I’m sitting in a classroom, in a temporary building on a patch of waste ground. The ‘hut’, as we call it, looks as if it’s been dropped here by a tornado, like Dorothy’s farm in the Wizard of Oz.

We’re surrounded by Victorian terraced houses of soot-blackened stone and a couple of streets away, at the top of a steep hill, is a mill with the hugest mill chimney I’ve ever seen. Square, with ornate embellishments. A signal to the world that Lister’s wool is best.

People round here say you could drive a coach and horses round the chimney top – but why would anyone want to? It is a chimney, after all. And how would you get the horses up there, let alone the coach?

For a brief, idyllic period I’m living in the shadow of the mill, skipping distance from Bradford’s Lister Park – yes, the same Lister,  a classic Victorian philanthropist.

There I develop a lifelong fascination for stones, thanks to Cartwright Hall, which houses a collection of excellent fossils.

There I graze my knees, my elbows, my nose, rolling down the little hills in my shiny metal and red-leather roller skates with the black rubber stopping thing on the toes that usually tips me over. I don’t think you’re meant to use it on slopes.

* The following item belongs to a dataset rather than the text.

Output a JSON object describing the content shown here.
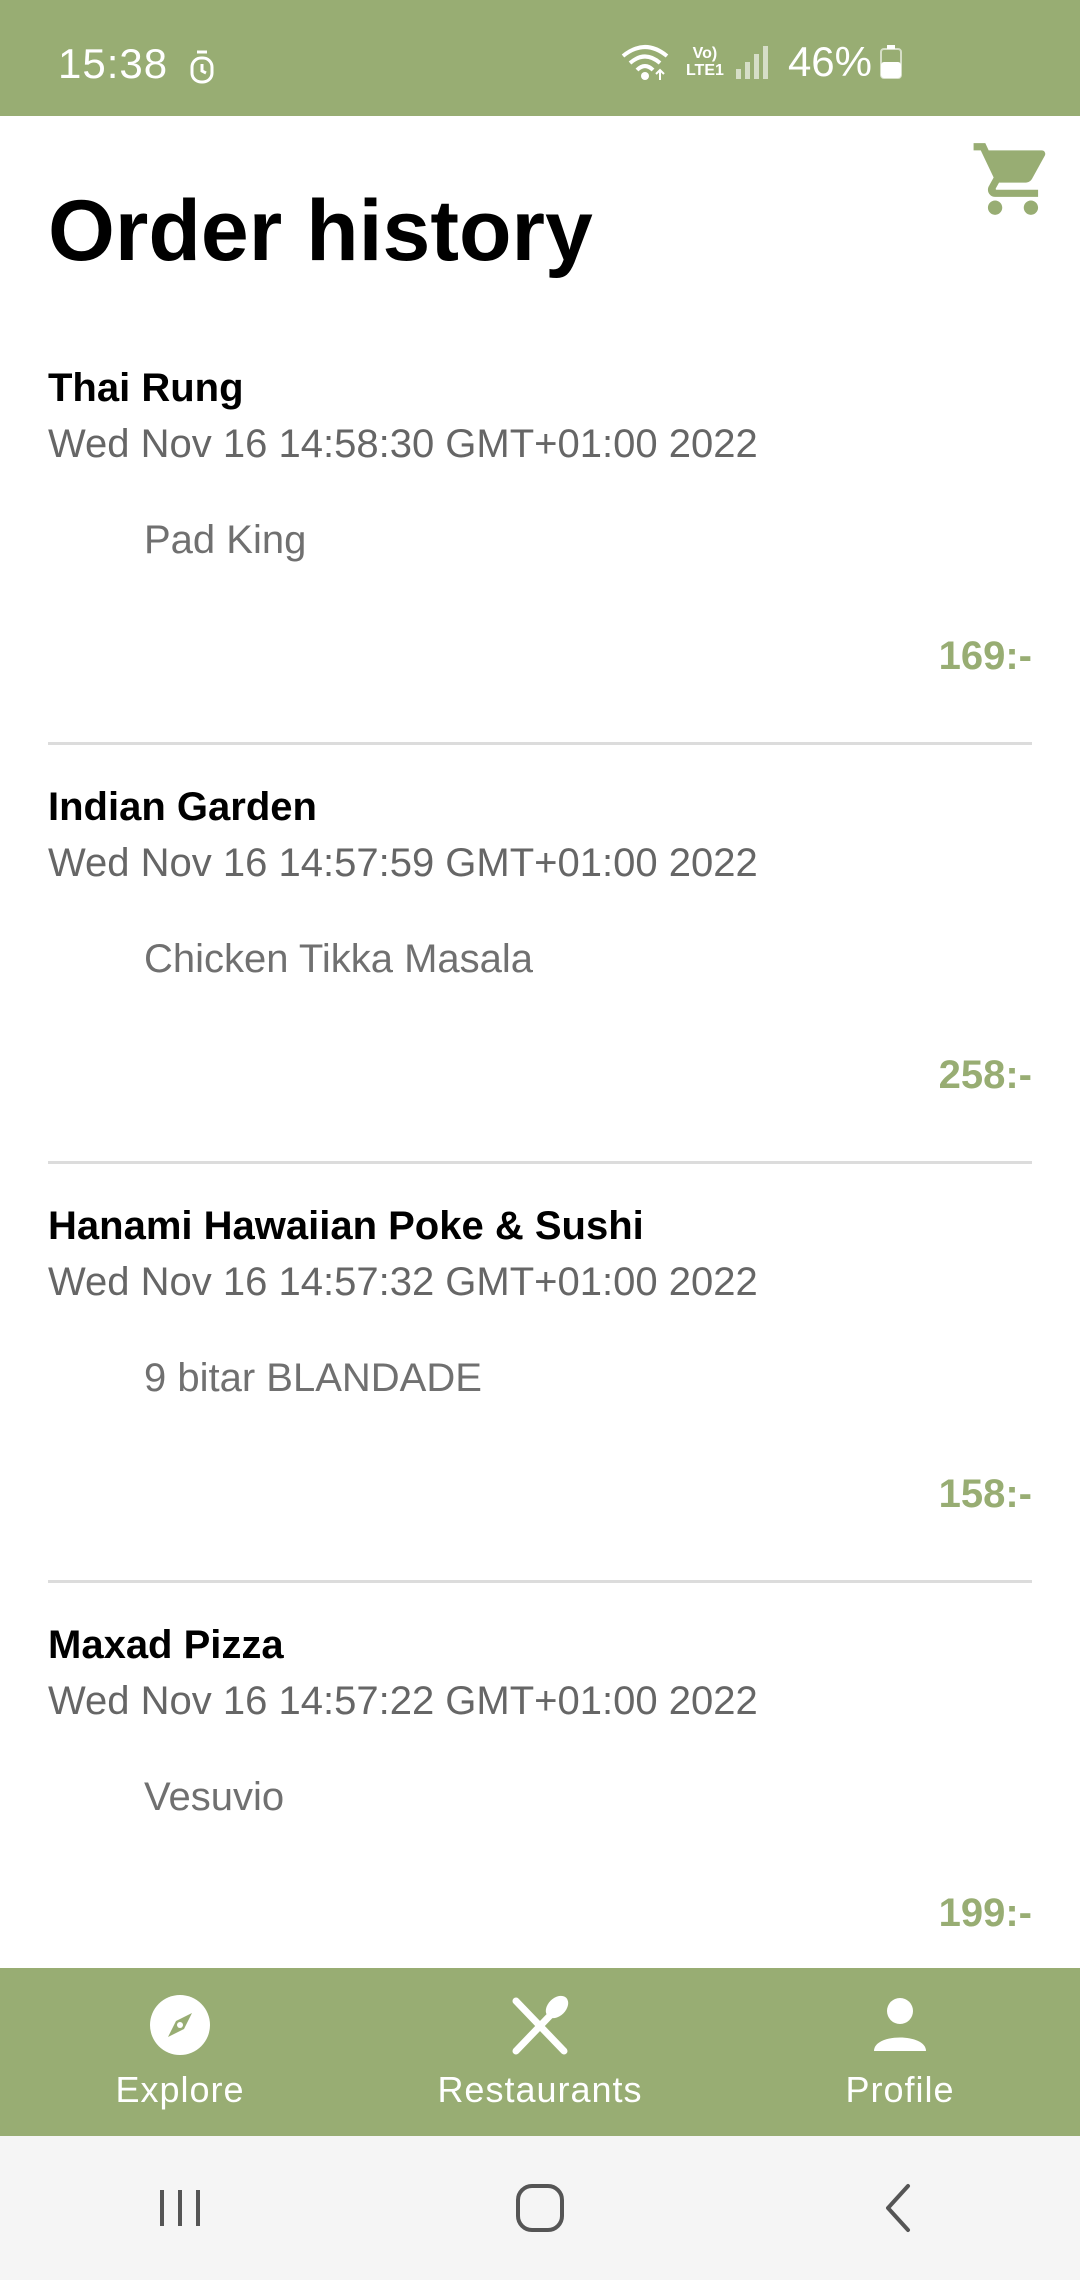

I can walk to school, past the mill and the floating wool wisps that I make into fairies in my head. Odd smelling fairies, but who knows how fairies really smell? (With their noses, before you say it.)

But back to school.

My school’s a poor school in a poor area. The main Victorian building, two streets away from the hut, where we eat our school dinners, is condemned. But it’s a good school, so it’s incredibly popular. And there’s no limit on class size.

In our class of 48, children like me – a headmaster’s daughter whose mum drives a car and whose house has central heating – sit alongside children whose houses have no indoor lavatory, let alone heating, and have never even been in a car.

Plus, they eat the whole apple. The whole apple! Except for the pips, obviously. Because as we all know they’d grow into trees in our tummies and we’d DIE!

I’m in Mrs Wilkinson’s class. One day a week she limps out (her leg, deformed in World War II in some unspecified accident, is a sight that I find unutterably fascinating) – carrying a large radio from the store cupboard.  The prefect hands out booklets and Miss switches on.

It’s time for ‘Singing Together’, a programme on the BBC schools’ service.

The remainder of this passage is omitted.